Along with these physical scans, these toilets could also deploy urine dipsticks to measure certain molecular characteristics. Like the number of white blood cells, or certain protein levels, for example. What potentially reveal warning signs of several conditions, from urinary tract infections to bladder cancer, including kidney failure. At its current stage of development, toilets can measure up to 10 different biomarkers .

An anal recognition system

The researcher also insists on the need to develop an integrated identification system , so as to be able to monitor the state of health of those concerned.

So we had to make sure that the toilets could recognize each user , explains Sam Gambhir. To do this, we first created a flush lever capable of reading fingerprints ". However, the team soon realized that this was not the best approach. What happens if one person uses the toilet, but someone else flushes the toilet? Or if the flushing system is automatic?

That's why researchers turned to a small scanner that roughly does a quick recognition of your anus . “We know this sounds weird, but it turns out your anal print is unique “says Sam Gambhir.

What if your toilet could analyze your urine and stool?

Support for doctors

These toilets would in no way aim to replace doctors, or even to offer diagnoses. All extracted data, it reads, would be directly stored in the cloud , integrated into an ultra-secure system to which only healthcare professionals would have access .

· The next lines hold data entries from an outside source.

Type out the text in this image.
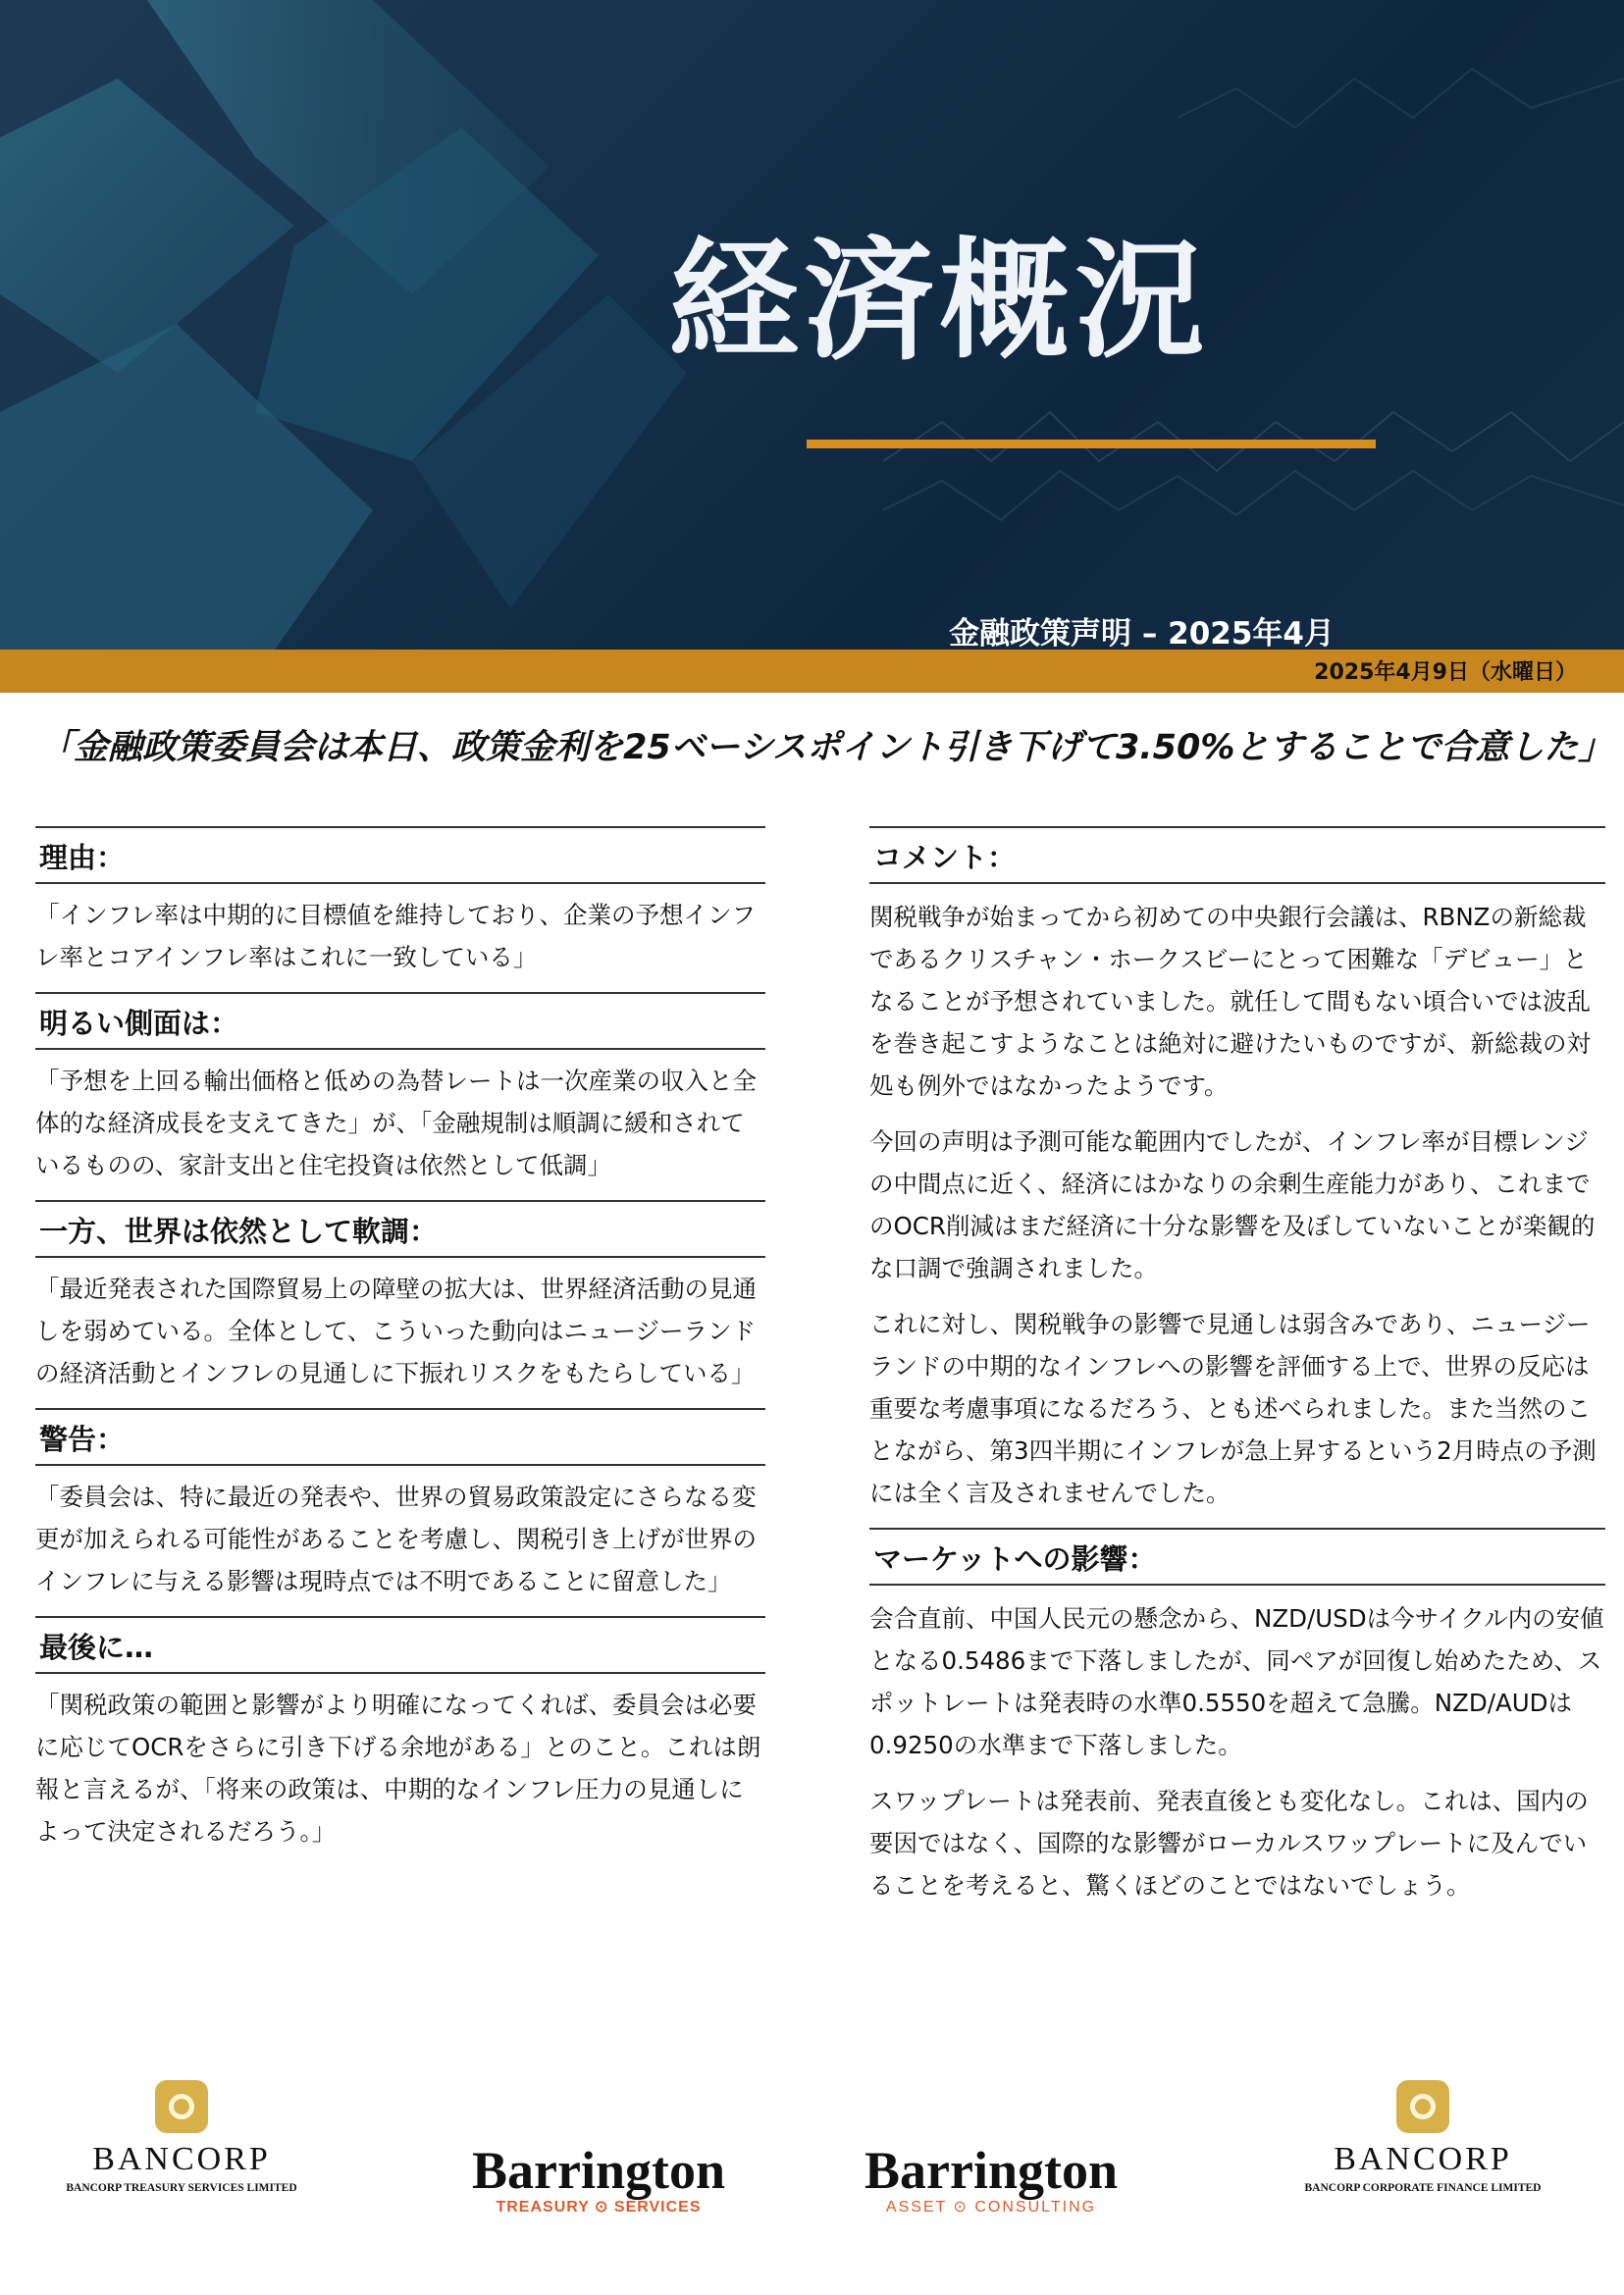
経済概況
金融政策声明 – 2025年4月
2025年4月9日（水曜日）
「金融政策委員会は本日、政策金利を25ベーシスポイント引き下げて3.50%とすることで合意した」
理由：
「インフレ率は中期的に目標値を維持しており、企業の予想インフレ率とコアインフレ率はこれに一致している」
明るい側面は：
「予想を上回る輸出価格と低めの為替レートは一次産業の収入と全体的な経済成長を支えてきた」が、「金融規制は順調に緩和されているものの、家計支出と住宅投資は依然として低調」
一方、世界は依然として軟調：
「最近発表された国際貿易上の障壁の拡大は、世界経済活動の見通しを弱めている。全体として、こういった動向はニュージーランドの経済活動とインフレの見通しに下振れリスクをもたらしている」
警告：
「委員会は、特に最近の発表や、世界の貿易政策設定にさらなる変更が加えられる可能性があることを考慮し、関税引き上げが世界のインフレに与える影響は現時点では不明であることに留意した」
最後に…
「関税政策の範囲と影響がより明確になってくれば、委員会は必要に応じてOCRをさらに引き下げる余地がある」とのこと。これは朗報と言えるが、「将来の政策は、中期的なインフレ圧力の見通しによって決定されるだろう。」
コメント：
関税戦争が始まってから初めての中央銀行会議は、RBNZの新総裁であるクリスチャン・ホークスビーにとって困難な「デビュー」となることが予想されていました。就任して間もない頃合いでは波乱を巻き起こすようなことは絶対に避けたいものですが、新総裁の対処も例外ではなかったようです。
今回の声明は予測可能な範囲内でしたが、インフレ率が目標レンジの中間点に近く、経済にはかなりの余剰生産能力があり、これまでのOCR削減はまだ経済に十分な影響を及ぼしていないことが楽観的な口調で強調されました。
これに対し、関税戦争の影響で見通しは弱含みであり、ニュージーランドの中期的なインフレへの影響を評価する上で、世界の反応は重要な考慮事項になるだろう、とも述べられました。また当然のことながら、第3四半期にインフレが急上昇するという2月時点の予測には全く言及されませんでした。
マーケットへの影響：
会合直前、中国人民元の懸念から、NZD/USDは今サイクル内の安値となる0.5486まで下落しましたが、同ペアが回復し始めたため、スポットレートは発表時の水準0.5550を超えて急騰。NZD/AUDは0.9250の水準まで下落しました。
スワップレートは発表前、発表直後とも変化なし。これは、国内の要因ではなく、国際的な影響がローカルスワップレートに及んでいることを考えると、驚くほどのことではないでしょう。
BANCORP
BANCORP TREASURY SERVICES LIMITED	Barrington
TREASURY ⊙ SERVICES
Barrington
ASSET ⊙ CONSULTING
BANCORP
BANCORP CORPORATE FINANCE LIMITED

It is still early to say whether or not this type of smart toilet could integrate our lives. So far, the researchers have only conducted a small pilot study involving just 21 participants in an effort to test their concept. For several months, everyone used the toilet, which allowed scientists to establish personalized health monitoring.

In the meantime, the search continues. Gambhir and his team are focusing in particular on a few points, such as the possibility of being able to monitor glucose levels in diabetics, or even the possibility of being able to analyze stool at the molecular level. An application could also allow data to be transmitted directly to doctors in the event of more urgent anomalies, such as the presence of blood in the excreta.